1

I have a list of strings which are patterns with AND and OR operators and wildcards. Now given an input string, return true if it matches any patterns, and false if it does not.

Say, I have 'n' patterns and a query of length 'm' Now, the obvious way is to run a loop and grep for each pattern in the string. This takes O(nm) time.

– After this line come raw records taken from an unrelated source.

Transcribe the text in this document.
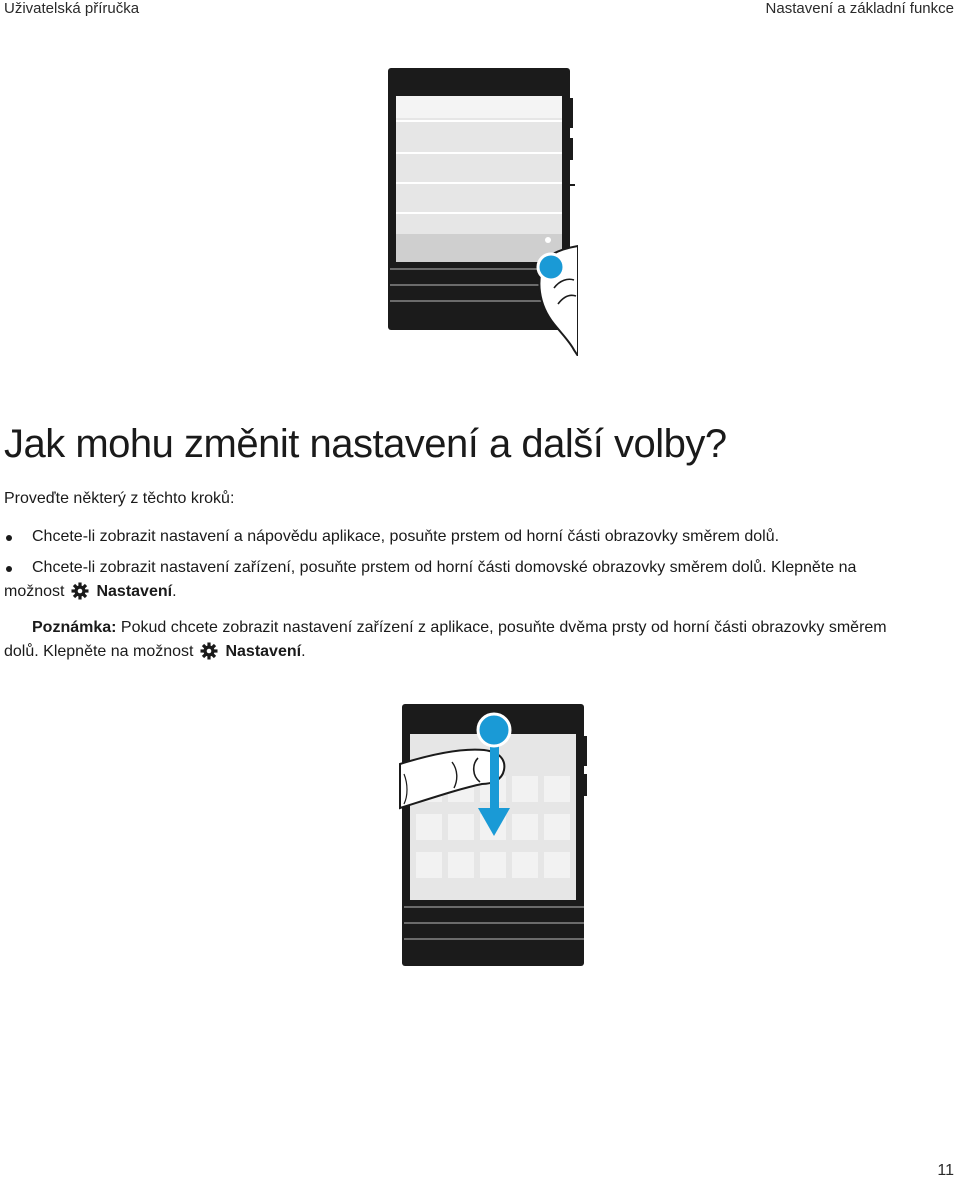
Uživatelská příručka	Nastavení a základní funkce
Jak mohu změnit nastavení a další volby?

Proveďte některý z těchto kroků:

Chcete-li zobrazit nastavení a nápovědu aplikace, posuňte prstem od horní části obrazovky směrem dolů.
Chcete-li zobrazit nastavení zařízení, posuňte prstem od horní části domovské obrazovky směrem dolů. Klepněte na
možnost Nastavení.

Poznámka: Pokud chcete zobrazit nastavení zařízení z aplikace, posuňte dvěma prsty od horní části obrazovky směrem
dolů. Klepněte na možnost Nastavení.

11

Now, my question is, is it possible to do better? I was thinking some sort of expression evaluation Finite State Machine maybe? Is there a name/reference implementation of something like that?

Thanks

  • Beware that modern CPUs are blindingly fast looping over linear data structures (especially when the loop fits in on-chip memory and the branches can be predicted) and much slower following pointers and going off-chip for memory access. Whatever you try you should benchmark it against a dumb, brute-force algorithm. – Ian Mercer Nov 15 '16 at 23:04
  • You could certainly create a finite state machine that handles the merged search from all of your patterns. See http://stackoverflow.com/questions/525004/short-example-of-regular-expression-converted-to-a-state-machine for a discussion on turning RegEx into FSM. – Ian Mercer Nov 15 '16 at 23:07

1 Answers1

0

You are looking for the Boyer–Moore string search algorithm.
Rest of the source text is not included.